E.A. Sports Today

Helping hand

Randall shows appreciation to Pine Hill CC, pro Etter for their part in cultivating White Plains’ golf success

By Al Muskewitz
East Alabama Sports Today

MOBILE – Pine Hill pro Cory Etter won’t get a championship ring for White Plains’ state title sweep in Tuesday, but Wildcats coach Chris Randall said he’s as much a part of the program’s success as anyone who made it happen on the golf course.

As a consolation prize, the Choccolocco area club’s members will get to spend a few days with the blue championship trophies, much the way Masters champions share the green jacket with their friends after they win in Augusta.

The White Plains boys and girls golf teams both won state titles Tuesday at the RTJ Trail-Magnolia Grove facility. The boys got nine holes in to finish off their first title with a 26-shot victory over Haleyville in Class 4A. The girls had their round wiped out by weather and were declared 4A-5A winners after their opening-round 241.

It was the first state championship for White Plains in any boys sport in school history. It was the first time since 2018 a school won both championships in the same year.

“When I think about the whole thing it has to start with someone like Cory, the owner at Pine Hill who fostered an atmosphere that welcomed the kids to the golf course,” Randall said.  A lot of times older folks will think kids are in the way and he never treated them like they were in the way.

“He treated them like they were important and they fell in love with the game. Pine Hill is home to them. It’s part of their upbringing. He made it fun for them and welcoming. He played a big role in both teams.

“He deserves a big thank you. What he did meant the world to us, and those trophies, they’re going to Pine Hill. We want all the old guys who meant so much to our players and our kids, we want them to spend some time with the trophies and get pictures with them over the next few days.”

Etter, who has been at Pine Hill since many of the current White Plains players were toddlers and took over as owner in 2017, said juniors are an important part of the course’s culture and those relationships start early.
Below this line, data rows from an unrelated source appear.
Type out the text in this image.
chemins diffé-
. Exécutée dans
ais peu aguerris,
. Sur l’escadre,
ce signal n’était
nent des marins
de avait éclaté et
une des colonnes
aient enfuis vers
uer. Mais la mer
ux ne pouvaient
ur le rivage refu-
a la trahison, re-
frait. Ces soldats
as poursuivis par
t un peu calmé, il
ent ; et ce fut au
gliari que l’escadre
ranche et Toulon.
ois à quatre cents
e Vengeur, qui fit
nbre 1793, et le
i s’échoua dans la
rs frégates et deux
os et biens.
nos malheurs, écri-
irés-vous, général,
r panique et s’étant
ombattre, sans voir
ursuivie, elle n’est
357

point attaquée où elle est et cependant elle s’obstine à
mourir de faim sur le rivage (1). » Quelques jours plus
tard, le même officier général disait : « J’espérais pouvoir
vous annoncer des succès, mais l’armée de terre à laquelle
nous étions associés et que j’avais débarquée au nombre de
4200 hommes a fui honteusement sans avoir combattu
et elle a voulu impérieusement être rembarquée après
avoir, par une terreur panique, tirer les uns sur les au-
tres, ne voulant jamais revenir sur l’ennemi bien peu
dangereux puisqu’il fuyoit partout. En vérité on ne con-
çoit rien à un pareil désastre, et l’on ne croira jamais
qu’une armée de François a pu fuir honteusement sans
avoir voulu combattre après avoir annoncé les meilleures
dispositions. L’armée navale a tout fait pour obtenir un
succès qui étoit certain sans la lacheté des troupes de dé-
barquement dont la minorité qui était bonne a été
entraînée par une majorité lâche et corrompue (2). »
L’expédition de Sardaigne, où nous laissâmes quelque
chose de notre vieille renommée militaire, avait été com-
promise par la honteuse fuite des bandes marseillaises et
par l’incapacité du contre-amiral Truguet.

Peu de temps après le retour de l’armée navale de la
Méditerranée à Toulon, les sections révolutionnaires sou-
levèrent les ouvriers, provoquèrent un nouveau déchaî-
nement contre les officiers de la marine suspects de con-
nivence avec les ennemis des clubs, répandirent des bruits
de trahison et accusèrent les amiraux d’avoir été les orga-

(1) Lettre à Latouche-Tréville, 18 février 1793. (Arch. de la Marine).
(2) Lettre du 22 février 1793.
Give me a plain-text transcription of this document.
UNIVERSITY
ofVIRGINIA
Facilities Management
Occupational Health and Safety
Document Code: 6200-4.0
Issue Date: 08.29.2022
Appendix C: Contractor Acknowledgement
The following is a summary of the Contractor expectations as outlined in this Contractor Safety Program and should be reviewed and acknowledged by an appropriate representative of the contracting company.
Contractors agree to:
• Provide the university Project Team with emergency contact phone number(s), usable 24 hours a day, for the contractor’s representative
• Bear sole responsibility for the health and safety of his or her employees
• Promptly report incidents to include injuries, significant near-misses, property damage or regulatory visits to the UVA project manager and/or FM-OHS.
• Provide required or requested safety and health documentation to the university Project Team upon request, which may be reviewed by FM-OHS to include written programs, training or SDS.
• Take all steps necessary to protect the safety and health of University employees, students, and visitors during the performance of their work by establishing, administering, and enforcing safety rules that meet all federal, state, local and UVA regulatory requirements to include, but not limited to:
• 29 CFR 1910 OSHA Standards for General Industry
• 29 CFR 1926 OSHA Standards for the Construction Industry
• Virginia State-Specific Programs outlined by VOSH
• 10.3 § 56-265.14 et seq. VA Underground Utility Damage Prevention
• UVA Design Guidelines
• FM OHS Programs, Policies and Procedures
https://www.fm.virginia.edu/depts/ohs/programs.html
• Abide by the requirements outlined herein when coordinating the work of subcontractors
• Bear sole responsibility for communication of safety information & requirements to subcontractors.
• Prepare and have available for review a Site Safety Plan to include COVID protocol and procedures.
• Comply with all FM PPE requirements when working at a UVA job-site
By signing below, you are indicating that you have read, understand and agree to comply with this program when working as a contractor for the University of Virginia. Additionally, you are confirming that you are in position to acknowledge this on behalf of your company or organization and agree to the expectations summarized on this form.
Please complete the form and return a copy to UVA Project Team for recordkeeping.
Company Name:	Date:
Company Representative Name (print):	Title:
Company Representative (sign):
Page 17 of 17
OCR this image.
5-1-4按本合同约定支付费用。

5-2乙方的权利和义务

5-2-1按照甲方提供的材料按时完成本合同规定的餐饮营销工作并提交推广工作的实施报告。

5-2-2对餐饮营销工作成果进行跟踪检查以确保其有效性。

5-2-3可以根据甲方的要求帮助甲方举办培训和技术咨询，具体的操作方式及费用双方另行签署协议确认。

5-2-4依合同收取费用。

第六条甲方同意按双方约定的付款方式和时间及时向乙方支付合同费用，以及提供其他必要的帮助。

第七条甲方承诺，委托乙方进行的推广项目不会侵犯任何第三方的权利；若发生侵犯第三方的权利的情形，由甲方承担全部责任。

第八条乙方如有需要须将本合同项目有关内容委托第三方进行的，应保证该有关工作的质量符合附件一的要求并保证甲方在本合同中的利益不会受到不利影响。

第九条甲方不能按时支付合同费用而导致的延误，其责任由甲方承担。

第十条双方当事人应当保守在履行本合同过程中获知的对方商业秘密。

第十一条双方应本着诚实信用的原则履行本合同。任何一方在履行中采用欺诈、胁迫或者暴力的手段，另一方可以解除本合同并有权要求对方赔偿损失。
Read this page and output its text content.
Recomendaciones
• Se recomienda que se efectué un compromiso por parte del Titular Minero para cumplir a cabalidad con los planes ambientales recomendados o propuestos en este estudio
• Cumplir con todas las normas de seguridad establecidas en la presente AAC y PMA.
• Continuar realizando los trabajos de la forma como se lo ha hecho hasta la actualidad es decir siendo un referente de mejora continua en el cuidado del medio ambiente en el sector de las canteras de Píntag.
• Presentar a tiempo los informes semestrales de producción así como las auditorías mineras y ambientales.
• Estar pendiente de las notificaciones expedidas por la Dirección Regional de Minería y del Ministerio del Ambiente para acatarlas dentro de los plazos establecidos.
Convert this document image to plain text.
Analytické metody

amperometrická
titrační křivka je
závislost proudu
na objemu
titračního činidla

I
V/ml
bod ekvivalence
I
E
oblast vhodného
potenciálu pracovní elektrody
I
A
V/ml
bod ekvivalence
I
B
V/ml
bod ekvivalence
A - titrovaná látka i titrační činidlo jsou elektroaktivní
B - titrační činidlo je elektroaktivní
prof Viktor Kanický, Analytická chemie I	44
“I feel like I’ve had somewhat of a strong influence because I’ve watched them grow up,” he said. “I’ve had many battles on the golf course with each and every one of them. I feel like our members and our staff feel like they’re family. It’s just a tight knit thing.

“(Course superintendent) John and (brother) Rodney (Grubbs) have been at every tournament and every match they’ve had in this year; that’s the kind of warmth and care our guys have shown them. It says a lot about our employees but also says a lot about the team because they invited that atmosphere and they love it.”